Radical Liberals Rule
By Sean Hayes (Korea Times on 11/14/2008)
The Lee Myung-bak administration’s bold “747 Vision” of achieving 7 percent growth over 10 years, a per capita GDP of $40,000 by 2017 and turning Korea into the seventh largest economy in the world has been stymied by vocal interest groups with often radically liberal ideologies.
The President’s highly anticipated reforms have nearly universally been moderated or abandoned so the President will avoid further conflict with these interest groups. The only losers in this battle are the Korean people.
A good example of the effectiveness of the actions of these interest groups is the recent tax law proposals by the administration. The measures, if approved, are to come into effect on Jan. 1, 2009.
The proposals include a modest reduction in the corporate tax rate.
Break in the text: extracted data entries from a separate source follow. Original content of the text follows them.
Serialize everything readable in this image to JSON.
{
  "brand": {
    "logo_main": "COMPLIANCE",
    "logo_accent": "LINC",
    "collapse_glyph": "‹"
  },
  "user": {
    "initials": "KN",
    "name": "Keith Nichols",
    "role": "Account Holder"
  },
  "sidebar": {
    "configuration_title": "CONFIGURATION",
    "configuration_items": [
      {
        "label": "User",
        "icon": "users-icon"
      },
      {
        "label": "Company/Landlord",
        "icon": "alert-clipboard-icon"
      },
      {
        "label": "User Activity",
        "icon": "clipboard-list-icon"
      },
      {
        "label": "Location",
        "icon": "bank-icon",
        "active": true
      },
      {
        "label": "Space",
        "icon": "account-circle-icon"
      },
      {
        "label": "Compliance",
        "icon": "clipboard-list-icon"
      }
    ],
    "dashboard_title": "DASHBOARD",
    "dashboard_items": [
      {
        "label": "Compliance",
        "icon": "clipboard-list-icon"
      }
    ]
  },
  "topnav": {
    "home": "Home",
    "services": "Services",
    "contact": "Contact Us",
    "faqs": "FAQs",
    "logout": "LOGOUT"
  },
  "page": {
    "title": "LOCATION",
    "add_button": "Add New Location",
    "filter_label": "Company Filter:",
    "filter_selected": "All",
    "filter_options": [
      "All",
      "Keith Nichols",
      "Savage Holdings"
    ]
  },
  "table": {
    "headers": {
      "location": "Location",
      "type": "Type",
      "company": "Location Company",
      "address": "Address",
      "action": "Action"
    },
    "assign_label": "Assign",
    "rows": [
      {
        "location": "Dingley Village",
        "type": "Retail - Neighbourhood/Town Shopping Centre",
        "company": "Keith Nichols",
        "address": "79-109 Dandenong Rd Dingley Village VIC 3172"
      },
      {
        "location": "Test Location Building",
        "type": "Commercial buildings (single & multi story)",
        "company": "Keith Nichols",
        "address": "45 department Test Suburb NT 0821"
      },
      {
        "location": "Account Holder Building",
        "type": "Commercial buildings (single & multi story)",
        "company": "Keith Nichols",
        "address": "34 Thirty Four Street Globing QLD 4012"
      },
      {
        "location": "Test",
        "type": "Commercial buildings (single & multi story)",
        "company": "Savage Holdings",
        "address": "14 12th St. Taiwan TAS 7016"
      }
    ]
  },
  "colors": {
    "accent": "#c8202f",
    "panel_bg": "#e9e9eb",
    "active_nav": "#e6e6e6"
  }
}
The corporate tax rate for companies with a tax base of over 200 million won will be reduced, under the proposal, by 3 percentage points, in fiscal year 2009, to 22 percent exclusive of the 10 percent resident surtax.
The rate is still notably high compared to other Asian economies such as Hong Kong, Malaysia, Thailand, and Singapore and on an effective rate basis will still be higher than most nations of the world. Before the proposed deduction Korea had the sixth highest effective corporate tax rate amongst the wealthiest 79 nations in the world.
The reduction in tax rate, coupled with other modest changes, will only drop the effective tax rate by percentages that will have little effect on Korea’s global competitiveness.
The modest reduction is welcomed by companies presently in Korea, but will have only a marginal effect on encouraging additional investment in Korea and will encourage few companies in Korea, because of the only modest tax savings, to further invest in Korea.
The proposals also include a token reduction in personal income tax rates. For tax payers earning more than 88 million won, which includes the largest percentage of individuals that invest in the Korean stock market and who own and invest in small and medium business, the rate will be reduced, in the proposal, by one percent to 34 percent and the foreign worker flat tax will be reduced by two percent to 15 percent.
Such a modest reduction will have little influence in encouraging more investment and will motivate few foreign company employees to choose Korea over more taxpayer friendly Asian locales such as Hong Kong and Singapore.
The proposals also include an extension of the tax loss carry-forward period from five to 10 years, measures to reduce the tax burden on foreign individuals and corporations including an exclusion, in some cases, of most foreign source income for foreign workers, a 5 percent reduction in the interest and dividend withholdings paid by Korean companies to foreign companies or non-residents and the possibility of excluding a higher percentage of R&D expenditures from taxes.
The proposals, as a whole, are steps in the right direction, but until the Korean people allow the radically liberal to have a voice only equal to their numbers we will never see the real reforms needed to move Korea down the path to further economic, social, and political development.
If the President and his advisors had their way we would most likely see a drastic cut in corporate and personal income tax rates which would lead, according to the vast majority of the world’s economists including Christina and David Romer, professor of economics at the University of California at Berkeley, to “very large and persistent positive output effects.” Studies, nearly universally, show that lower taxes will increase growth and tax revenues.
Hopefully, Korea can settle the difficulties with this vocal minority by standing behind the President and allowing him to lead the nation down the path towards his “747 Vision.”